What’s behind this emphasis on family values? The top priority for all generations is family, according to Amy Glass, a senior facilitator at Brody Professional Development, a company that provides professional research, training, and coaching. “Everyone has this idea: family first,” Glass said. “Millennials say, ‘I need to leave at three or four today to get to my son or daughter’s soccer game or recital.’ Older generations will work longer and stay later, fly out on Sundays. It was like, ‘As the breadwinner, my blood, and sweat, and tears, and commitment to my work—I’m doing that for my family.'” So millennials may express their commitment to family differently, but rank it just as highly.
In fact, a 2011 Pew Research Center study found that when it comes to building a family, millennials prize being a good parent over having a successful marriage: “Fifty-two percent of millennials say being a good parent is ‘one of the most important things in life.’” Only 30 percent said the same about a successful marriage. This emphasis on parenthood over marriage has been increasing; the study noted that in 1997, “Forty-two percent of the members of what is known as Generation X said being a good parent was one of the most important things in life, while 35 percent said the same about having a successful marriage.”

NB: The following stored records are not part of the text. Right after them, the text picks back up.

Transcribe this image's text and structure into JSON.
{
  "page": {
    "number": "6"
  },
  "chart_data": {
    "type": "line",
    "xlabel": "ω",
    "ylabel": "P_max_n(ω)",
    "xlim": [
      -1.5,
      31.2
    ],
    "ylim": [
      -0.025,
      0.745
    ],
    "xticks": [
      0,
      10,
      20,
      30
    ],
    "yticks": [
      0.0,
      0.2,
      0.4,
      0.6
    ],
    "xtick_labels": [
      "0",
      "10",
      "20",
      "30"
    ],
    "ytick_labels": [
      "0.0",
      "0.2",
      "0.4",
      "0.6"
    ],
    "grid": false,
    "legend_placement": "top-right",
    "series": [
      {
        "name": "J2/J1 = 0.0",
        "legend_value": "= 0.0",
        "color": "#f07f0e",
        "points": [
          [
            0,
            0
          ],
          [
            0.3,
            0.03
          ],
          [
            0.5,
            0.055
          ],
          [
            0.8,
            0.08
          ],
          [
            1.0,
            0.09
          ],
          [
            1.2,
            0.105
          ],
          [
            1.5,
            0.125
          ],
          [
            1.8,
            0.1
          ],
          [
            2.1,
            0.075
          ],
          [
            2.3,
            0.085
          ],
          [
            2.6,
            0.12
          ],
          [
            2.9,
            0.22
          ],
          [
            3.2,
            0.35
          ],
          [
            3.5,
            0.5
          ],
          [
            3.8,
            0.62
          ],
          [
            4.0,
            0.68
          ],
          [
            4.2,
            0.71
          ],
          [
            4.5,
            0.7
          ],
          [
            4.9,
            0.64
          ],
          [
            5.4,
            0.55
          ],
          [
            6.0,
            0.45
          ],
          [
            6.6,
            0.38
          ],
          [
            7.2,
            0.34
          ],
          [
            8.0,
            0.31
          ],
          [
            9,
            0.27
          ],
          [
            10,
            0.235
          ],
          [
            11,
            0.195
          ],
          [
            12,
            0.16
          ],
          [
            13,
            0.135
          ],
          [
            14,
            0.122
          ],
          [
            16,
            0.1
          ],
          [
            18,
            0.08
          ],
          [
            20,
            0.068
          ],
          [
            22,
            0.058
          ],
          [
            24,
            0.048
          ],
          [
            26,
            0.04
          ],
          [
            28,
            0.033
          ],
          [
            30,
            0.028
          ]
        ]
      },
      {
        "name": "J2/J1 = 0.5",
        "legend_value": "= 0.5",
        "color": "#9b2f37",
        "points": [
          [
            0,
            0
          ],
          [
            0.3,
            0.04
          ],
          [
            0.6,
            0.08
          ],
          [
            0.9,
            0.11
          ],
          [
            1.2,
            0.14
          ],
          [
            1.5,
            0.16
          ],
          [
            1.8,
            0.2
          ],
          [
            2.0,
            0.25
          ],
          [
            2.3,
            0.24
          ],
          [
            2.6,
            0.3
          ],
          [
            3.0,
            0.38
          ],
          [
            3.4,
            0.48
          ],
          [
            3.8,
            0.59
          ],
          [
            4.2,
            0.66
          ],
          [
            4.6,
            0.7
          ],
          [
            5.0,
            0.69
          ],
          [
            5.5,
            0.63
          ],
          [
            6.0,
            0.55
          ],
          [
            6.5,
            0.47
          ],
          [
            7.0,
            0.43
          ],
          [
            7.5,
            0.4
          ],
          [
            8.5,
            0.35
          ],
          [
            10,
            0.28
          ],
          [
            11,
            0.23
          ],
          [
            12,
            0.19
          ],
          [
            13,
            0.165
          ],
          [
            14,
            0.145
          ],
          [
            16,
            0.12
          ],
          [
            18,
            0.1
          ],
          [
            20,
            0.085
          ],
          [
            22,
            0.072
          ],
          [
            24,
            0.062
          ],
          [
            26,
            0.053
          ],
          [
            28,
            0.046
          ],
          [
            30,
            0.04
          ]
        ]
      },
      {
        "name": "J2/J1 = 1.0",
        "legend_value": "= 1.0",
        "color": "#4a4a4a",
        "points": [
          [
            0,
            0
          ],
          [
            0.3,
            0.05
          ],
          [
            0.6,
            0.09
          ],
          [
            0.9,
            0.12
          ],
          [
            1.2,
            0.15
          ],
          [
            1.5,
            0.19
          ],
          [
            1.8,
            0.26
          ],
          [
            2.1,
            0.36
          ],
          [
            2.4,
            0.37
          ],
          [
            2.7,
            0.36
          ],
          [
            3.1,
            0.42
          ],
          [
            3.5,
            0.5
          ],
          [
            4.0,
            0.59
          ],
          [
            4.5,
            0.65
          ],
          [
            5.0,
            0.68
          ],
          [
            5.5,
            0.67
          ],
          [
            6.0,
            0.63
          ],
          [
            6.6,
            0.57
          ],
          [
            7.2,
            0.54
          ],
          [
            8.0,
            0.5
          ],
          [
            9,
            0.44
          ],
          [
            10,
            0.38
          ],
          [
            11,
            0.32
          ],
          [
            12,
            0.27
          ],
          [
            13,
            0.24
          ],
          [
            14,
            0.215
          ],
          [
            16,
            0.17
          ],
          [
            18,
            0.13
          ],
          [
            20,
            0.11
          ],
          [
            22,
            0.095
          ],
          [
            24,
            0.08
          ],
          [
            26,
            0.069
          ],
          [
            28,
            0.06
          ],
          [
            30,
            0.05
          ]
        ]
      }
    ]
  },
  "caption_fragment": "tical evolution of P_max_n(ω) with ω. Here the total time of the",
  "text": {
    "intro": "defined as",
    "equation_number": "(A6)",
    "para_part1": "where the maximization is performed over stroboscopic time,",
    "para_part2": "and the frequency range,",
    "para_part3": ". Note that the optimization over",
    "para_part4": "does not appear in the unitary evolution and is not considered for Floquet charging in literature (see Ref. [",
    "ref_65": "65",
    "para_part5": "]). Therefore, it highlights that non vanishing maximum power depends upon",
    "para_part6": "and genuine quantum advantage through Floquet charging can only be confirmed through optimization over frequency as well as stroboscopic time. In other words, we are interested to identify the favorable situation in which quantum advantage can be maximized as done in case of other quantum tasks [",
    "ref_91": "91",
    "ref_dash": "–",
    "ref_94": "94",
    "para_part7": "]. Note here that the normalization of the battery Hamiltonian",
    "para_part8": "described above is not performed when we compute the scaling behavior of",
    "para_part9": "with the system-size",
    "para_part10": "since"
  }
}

And while millennials may be privileging parenting over marriage, shared parenting responsibilities which paid leave helps support is also seen as the best way to ensure a successful marriage. The Pew study also noted that when “asked what kind of marriage leads to the more satisfying way of life,” 72 percent of millennials chose “the modern egalitarian model (in which the husband and wife both have jobs and both take care of the household and children).”

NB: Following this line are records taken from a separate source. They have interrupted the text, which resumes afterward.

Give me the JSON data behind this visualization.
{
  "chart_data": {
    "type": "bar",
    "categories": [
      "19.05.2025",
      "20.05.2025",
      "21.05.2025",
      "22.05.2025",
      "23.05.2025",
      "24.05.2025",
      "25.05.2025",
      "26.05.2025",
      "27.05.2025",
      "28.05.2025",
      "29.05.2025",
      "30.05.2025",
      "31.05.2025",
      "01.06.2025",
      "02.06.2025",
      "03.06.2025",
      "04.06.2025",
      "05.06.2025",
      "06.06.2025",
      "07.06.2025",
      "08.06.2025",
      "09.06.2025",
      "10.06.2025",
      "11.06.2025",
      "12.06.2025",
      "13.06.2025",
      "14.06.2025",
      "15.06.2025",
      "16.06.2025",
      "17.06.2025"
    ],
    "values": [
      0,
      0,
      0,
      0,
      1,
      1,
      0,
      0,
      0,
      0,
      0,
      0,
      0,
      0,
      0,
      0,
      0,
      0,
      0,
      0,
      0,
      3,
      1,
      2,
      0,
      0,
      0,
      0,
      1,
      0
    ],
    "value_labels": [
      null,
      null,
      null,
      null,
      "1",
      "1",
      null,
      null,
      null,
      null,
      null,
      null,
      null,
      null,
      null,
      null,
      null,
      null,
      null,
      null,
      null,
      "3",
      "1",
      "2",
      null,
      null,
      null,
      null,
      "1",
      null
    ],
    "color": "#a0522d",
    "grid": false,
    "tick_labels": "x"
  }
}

For all generations, however, that egalitarian ideal is still a long way off—particularly when it comes to paid leave. The Ernst & Young study found that close to 70 percent of women in the U.S. workforce agreed with the statement, “I feel empowered to take all of the parental leave available to me,” while only 60 percent of men agreed. More strikingly, the study found, “On average, women took 4.5 weeks of paid parental leave while men took 2.3.” Jennifer Deal, a senior researcher at the Center for Creative Leadership and author of Retiring the Generation Gap: How Employees Young and Old Can Find Common Ground, came across this phenomenon in her research: “I heard men saying that even if they get the leave, they can’t take it because of social pressure. … For men, making the choice of prioritizing family over work affects people’s perception of their dedication.”

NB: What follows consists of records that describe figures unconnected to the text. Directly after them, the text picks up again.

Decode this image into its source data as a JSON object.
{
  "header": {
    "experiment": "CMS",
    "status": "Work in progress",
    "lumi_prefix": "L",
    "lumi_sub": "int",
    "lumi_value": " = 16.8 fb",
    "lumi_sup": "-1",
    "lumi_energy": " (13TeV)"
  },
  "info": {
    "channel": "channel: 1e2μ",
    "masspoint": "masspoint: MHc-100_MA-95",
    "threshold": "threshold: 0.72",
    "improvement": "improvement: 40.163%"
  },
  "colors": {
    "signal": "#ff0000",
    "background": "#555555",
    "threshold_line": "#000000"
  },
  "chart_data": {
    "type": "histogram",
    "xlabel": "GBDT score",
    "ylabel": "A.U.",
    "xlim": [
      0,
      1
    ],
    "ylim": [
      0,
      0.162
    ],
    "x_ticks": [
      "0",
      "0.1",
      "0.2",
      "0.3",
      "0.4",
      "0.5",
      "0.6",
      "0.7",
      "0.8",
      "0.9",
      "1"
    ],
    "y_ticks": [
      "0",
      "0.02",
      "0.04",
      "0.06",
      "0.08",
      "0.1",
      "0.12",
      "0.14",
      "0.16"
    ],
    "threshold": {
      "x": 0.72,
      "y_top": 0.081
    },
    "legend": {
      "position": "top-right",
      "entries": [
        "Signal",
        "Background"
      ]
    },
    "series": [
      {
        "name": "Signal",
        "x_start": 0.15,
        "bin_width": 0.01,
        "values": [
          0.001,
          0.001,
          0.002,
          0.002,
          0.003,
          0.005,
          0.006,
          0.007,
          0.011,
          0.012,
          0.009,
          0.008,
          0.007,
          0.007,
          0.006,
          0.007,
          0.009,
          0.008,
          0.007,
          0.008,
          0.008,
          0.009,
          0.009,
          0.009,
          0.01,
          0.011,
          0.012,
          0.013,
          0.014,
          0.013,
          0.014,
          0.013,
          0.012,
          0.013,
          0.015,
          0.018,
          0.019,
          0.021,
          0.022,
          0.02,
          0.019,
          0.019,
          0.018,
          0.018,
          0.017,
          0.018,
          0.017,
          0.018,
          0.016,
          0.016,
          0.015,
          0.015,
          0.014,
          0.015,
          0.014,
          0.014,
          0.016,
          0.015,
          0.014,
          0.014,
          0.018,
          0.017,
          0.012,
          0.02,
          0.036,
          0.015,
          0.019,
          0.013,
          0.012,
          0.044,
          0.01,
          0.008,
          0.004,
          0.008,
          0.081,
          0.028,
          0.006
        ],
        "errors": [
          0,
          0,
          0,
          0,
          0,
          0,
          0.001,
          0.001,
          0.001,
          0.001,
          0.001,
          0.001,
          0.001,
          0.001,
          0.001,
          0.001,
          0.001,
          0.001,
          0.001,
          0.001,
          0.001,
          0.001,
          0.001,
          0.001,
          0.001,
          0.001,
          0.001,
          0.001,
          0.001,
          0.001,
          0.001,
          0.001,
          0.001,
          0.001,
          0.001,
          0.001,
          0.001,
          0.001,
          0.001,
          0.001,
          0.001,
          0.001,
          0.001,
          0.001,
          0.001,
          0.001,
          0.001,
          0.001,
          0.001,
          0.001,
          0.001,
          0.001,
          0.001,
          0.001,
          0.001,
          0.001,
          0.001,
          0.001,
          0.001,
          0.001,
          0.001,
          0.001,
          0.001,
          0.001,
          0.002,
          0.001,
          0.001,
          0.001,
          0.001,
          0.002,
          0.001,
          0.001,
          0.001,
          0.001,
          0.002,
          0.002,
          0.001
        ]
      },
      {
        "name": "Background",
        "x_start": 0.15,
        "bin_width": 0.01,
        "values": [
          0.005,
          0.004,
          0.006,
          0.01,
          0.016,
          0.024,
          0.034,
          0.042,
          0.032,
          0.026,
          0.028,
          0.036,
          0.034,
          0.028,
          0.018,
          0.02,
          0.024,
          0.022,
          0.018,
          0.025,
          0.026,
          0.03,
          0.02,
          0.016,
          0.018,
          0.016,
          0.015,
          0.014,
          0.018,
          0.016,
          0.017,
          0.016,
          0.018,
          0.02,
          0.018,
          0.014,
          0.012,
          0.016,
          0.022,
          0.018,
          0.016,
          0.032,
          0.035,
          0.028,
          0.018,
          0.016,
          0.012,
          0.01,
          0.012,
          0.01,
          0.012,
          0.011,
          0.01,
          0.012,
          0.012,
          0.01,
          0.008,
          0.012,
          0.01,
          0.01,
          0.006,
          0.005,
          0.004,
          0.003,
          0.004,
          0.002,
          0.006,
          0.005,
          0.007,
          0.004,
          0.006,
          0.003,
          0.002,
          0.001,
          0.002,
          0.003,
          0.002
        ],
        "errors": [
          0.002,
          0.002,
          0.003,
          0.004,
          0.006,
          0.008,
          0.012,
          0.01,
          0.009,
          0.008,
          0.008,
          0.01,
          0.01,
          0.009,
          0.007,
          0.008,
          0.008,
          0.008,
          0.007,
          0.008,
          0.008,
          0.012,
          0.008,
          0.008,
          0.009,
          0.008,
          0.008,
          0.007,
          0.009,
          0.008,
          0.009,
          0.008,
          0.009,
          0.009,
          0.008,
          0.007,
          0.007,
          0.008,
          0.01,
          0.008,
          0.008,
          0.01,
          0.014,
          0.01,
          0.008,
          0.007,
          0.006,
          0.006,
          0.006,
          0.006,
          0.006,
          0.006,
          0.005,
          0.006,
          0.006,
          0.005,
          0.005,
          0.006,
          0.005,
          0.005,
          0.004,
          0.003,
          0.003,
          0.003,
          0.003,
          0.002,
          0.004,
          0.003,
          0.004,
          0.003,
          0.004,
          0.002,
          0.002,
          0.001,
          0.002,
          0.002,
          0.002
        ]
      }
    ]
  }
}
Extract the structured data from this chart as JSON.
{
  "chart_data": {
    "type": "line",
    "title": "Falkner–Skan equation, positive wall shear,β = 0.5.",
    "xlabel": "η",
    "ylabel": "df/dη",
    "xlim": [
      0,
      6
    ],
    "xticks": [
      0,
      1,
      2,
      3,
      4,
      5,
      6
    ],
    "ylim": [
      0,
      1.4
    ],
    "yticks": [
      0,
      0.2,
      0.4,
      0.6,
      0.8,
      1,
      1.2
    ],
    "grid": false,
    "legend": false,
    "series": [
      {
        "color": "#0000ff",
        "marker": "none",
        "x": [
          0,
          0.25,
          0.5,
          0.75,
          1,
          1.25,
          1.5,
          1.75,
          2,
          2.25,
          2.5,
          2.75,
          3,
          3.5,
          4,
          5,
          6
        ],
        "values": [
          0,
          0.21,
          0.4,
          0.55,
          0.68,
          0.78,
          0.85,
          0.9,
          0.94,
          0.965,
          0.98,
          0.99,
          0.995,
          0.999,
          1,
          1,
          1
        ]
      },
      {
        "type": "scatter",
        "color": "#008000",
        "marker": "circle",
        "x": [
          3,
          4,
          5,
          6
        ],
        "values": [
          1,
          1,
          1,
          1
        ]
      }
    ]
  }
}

The upside, though, is that in advocating for more generous paid leave policies, and in taking advantage of those policies, millennials may be the first generation to have a real shot at combatting the negative implications of taking paid parental leave. In the Ernst & Young study, women were 71 percent and men were 61 percent more likely to agree with the stance “we need both women and men to take paid parental leave in order to combat the stigma associated with taking leave in society.” Indeed, Scott Behson, professor of management at Silberman College of Business, and author of the upcoming The Working Dad’s Survival Guide, said, “If you have the security to [take paid parental leave],” Behson continued, “I think you should do it. That will make it better for everyone else going forward.”